This is the second post of our Wild Data series. In this post, we are going to expose how to transfer style from one image to another. Here, the most interesting point is to know that we won’t use a neural network to classify a set of classes as usual. I mean, we don’t need to train a network for a specific approach. Transfer style is based on pre-trained networks such as it could be a VGG19 trained with ImageNet (one million of images). Thus, a good understanding of transfer style will help you to better understand how convolutional neural networks works for vision. Let’s go on!
The main idea/solution is very intuitive:
1. Let’s extract content from an original photo.
2. Let’s extract style from a reference photo.
3. Now combine content and style together to get a new “styled” result.
How do we really get these results? We start from a noise image, and in each epoch in which the algorithm combines both images, we are simply taking advantage of backpropagation to minimize two defined cost function values (content and style). Since we have a total loss function that depends on the combined image, the optimization algorithm will tell us how to change our noise image, in order to obtain a combination image to make the loss a little smaller.
You may wonder why we use the results of the middle layers of a neural network to classify previously trained images to calculate our losses in style and content. That’s why, the network has to understand the image to perform the function for which it was built and trained. Thus, among all the layers between the input and the output, the network is doing transformations to convert the image pixels into an internal understanding of the image content, and we can use it to extract content and style.
In most cases, what is more typically used is gradient descent: by using first-order methods, on which backpropagation can be applied, or by using second-order methods, based on the hessian or an approximation of it (for instance, information from the second derivative). In addition, we could apply numerical methods to do this without the need to calculate the exact hessian (because it has a quadratic complexity and is very complicated). Besides, it should be pointed out that each method will have a different image result.
One of the most fascinating concepts about deep learning is that each layer gets a data representation focused on the objective of the problem to be solved. Here, the network as a whole generates an idea derived from different faces. Thereby, lower convolutional layers capture low-level image features (for instance, edges, textures and colours) while higher convolutional layers capture more and more complex details, such as face features and, at the end, different faces.
As you can see, last layers contains these internal understandings of the content of the images. If we go through the previous neural network with two different images of faces, this internal understanding will be very close because the activations have been similar. Therefore, euclidean distance between the intermediate representations will be lower, and this is what will be used to bring the noise image closer and closer to the reference image in each epoch.
Before, we have tested what an ice Balrog might look like.

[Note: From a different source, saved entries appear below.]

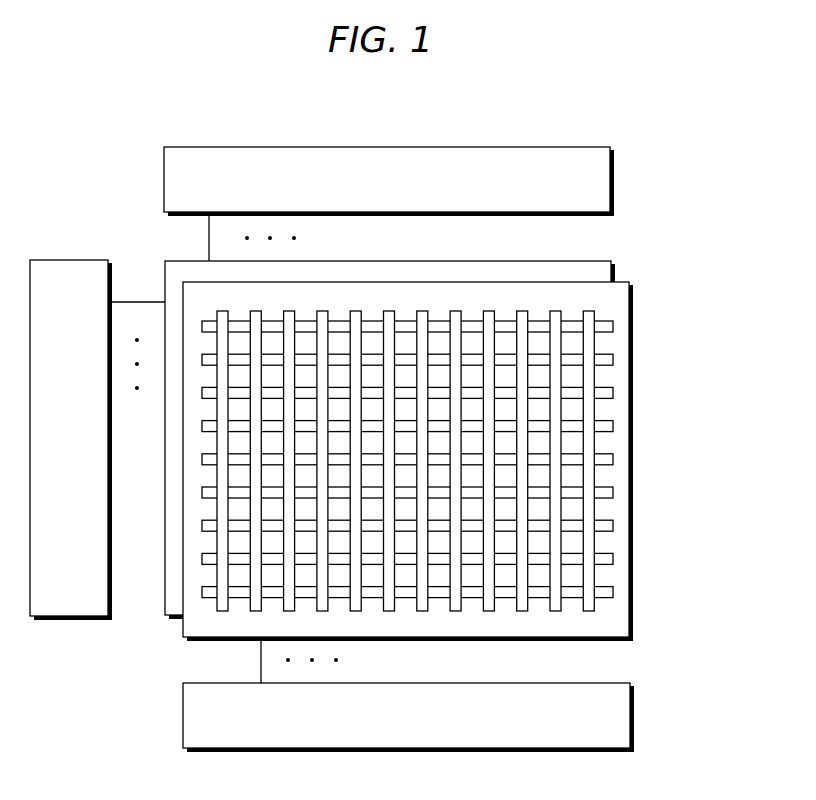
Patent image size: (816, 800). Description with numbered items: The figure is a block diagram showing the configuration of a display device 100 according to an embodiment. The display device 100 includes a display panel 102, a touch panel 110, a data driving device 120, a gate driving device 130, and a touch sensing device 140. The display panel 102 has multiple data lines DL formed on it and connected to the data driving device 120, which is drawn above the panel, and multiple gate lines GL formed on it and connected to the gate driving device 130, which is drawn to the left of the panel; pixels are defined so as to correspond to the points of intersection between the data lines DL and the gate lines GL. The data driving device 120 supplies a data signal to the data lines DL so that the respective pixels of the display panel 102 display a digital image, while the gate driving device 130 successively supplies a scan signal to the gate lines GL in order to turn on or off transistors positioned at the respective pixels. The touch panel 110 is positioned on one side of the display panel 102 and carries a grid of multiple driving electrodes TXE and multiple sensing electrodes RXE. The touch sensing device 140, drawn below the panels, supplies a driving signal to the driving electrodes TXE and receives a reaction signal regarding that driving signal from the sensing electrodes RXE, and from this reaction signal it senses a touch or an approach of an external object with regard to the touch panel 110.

The display device 100 is at (375, 449).
The display panel 102 is at (614, 268).
The touch panel 110 is at (452, 465).
The data driving device 120 is at (389, 181).
The gate driving device 130 is at (71, 440).
The touch sensing device 140 is at (408, 717).
The data lines DL is at (187, 238).
The gate lines GL is at (138, 287).
The driving electrodes TXE is at (612, 587).
The sensing electrodes RXE is at (596, 609).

Likewise, we are going to continue with what would happen if we combined Khaleesi’s face with a white walker’s face. Don’t worry, no spoilers of Game of Thrones here:
Epic fail! it is all due to the way in which the style was transferred through gram matrix (we could use other methods as well), by using correlation in the way of multiplication between different weight values in the filters. Therefore, information about the semantics of the image was lost, because of retaining just basic components of the texture/ambiance/appearance, in contrast, we cannot transfer the blue color of the eyes.
In conclusion, transfer style is always interesting to better understand the nuts and bolts of convolutional neural networks, and it might be interesting in topics related with data augmentation. But, this approach probably will not be enough to address these problems and often, the results are… too artistic, although it is true you could ensemble them with others methods to improve the results. We could also introduce the awesome GANs, which deserve a whole new post. And…just one more thing, keep in mind this quote from Hacker Moon that I really like: “If you really think about it, all human evolution is really nothing more than abstracting problems and automating solutions to earlier problems, which leads to new problems and new solutions in a never ending cycle”.